Behind the green door

Brosseau proves that point on his forthcoming album with fellow singer-songwriter Angela Correa, who perform together as Les Shelleys.

Billy, the duo's debut for the Fat Cat label, is a timeless and only slightly haunting collection of covers that range from the 1895 standard "The Band Played On" to John Prine's "The Late John Garfield Blues" and Bob Dylan's "The Lonesome Death of Hattie Caroll." The arrangements are about as stripped-down as it gets: two voices, one guitar, a couple of dogs (more on them later), no overdubs.

Among the most memorable tracks is "Green Door," which was a mid-1950s hit later covered by everyone from Bill Haley to the Cramps. On it, the duo's exquisite harmonies are accompanied by nothing more than body percussion (hand claps, finger snaps, etc.). The result is reminiscent of old field recordings, which as it turns out, was altogether intentional.

"I was really fascinated with the Smithsonian Folkways albums," says Correa, who also plays in an indie rock band called Correatown. "You know, all those field recordings of people on their porches, and choirs in their church, in the middle of the mountains somewhere. And you can't even really make out half the time what the people are saying. But they're all singing with such conviction, and sometimes they're warbling, and sometimes they're off-key. But still there's something in it that moves you, and there's a certain honesty, and there's not any pretension, you know?"

The equipment Les Shelleys recorded on wasn't quite as primitive as what musicologist John A. Lomax carried around in the trunk of his car. But it was close.

"We recorded on my minidisc player," says Brosseau of the sessions, which actually date to 2003. "It's one take, nothing fancy. You can't go back and polish it up, you can't do anything. So it kind of becomes a documentation. There were two dogs in the house where I lived, a Great Dane and a little cocker spaniel. They're both dead now, so it's like the voices of these two dogs are preserved on some of the recordings. It's really important to me because those two dogs are like my best friends."

Brosseau and Correa never expected to release the tracks. But like the Smithsonian sessions that inspired them, the recordings seemed to take on a life of their own.

"In a way, they didn't sound that good; I mean, the people who mastered it really did a great job," says Brosseau, who was surprised when the Fat Cat label (home to cutting-edge artists like Animal Collective and We Were Promised Jetpacks) expressed an interest in putting the album out.

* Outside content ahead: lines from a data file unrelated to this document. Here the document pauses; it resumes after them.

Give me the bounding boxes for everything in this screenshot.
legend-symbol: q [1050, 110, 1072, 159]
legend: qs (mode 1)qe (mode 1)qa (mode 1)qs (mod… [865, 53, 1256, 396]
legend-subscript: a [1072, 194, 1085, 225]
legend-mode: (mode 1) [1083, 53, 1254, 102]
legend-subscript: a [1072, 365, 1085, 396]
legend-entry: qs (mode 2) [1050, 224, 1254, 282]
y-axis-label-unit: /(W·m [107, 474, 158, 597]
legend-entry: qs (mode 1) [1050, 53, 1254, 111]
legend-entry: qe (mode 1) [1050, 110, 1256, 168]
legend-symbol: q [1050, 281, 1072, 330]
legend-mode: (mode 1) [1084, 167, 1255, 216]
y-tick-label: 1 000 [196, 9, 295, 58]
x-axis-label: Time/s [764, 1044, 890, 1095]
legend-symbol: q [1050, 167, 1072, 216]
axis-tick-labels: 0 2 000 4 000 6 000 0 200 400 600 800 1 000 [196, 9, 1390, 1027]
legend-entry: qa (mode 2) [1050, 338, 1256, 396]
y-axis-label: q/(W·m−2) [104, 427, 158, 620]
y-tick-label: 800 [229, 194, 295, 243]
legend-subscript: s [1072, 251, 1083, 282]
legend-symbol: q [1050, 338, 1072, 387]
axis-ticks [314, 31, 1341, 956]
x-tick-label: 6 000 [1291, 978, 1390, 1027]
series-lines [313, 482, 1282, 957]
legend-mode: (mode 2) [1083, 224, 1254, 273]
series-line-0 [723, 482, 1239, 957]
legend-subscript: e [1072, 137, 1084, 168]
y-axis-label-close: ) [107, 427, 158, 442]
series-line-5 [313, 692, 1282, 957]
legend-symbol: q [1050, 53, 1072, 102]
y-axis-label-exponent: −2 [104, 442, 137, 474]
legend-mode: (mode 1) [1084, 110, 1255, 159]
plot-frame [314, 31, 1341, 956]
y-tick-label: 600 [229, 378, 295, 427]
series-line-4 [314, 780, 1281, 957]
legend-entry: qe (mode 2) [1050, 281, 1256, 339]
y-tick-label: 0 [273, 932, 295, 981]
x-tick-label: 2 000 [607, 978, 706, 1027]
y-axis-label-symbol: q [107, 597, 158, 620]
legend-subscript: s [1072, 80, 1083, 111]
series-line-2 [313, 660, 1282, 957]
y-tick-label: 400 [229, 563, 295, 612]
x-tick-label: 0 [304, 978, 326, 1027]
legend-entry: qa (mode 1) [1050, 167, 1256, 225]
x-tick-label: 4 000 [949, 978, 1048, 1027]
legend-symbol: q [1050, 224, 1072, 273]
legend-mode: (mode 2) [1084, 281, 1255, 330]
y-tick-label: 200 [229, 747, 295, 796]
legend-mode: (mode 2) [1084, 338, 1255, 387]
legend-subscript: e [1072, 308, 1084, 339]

"We never thought we'd ever release anything like this. It might be confusing to some people but, you know, but maybe others will get it and appreciate it."

Meanwhile, the duo continues to look forward, which in their case means not looking quite so far back.

"There's a Syd Barrett song that we're thinking about working on," says Correa, "but I don't know if we'll actually end up doing it."

Ghost world

It may have taken them the better part of a decade to get around to releasing a record, but Brosseau and Correa are clearly kindred spirits. While his brother was going out and buying Duran Duran albums, Brosseau grew up paying more attention to what his father and grandfather were listening to. Likewise, Correa developed an early reputation for being an "old soul."

"I had a lot of people telling me that growing up," she confirms, "but I never really knew what it meant. I think I've always been sort of emotional and empathic at the same time — but I don't know whether that's old soul or new soul."

For his part, Brosseau says recent travels throughout Europe and Asia have served to deepen his perspective.

"I felt like I was leaving my old self behind," he says of the extensive touring. "I can't get enough of it. You either really end up loving the road, or you don't and you wanna get off it. For me, it's always been about staying on it as much as I can. In fact I'm afraid to be off it."

So does the new Brosseau still get that weird look in his eyes when he's playing live, as if he's staring intently at something that's not there?

"Yeah, I'm looking at all the ghosts," he says. "I'm looking at Roy Orbison. I take him with me everywhere I go."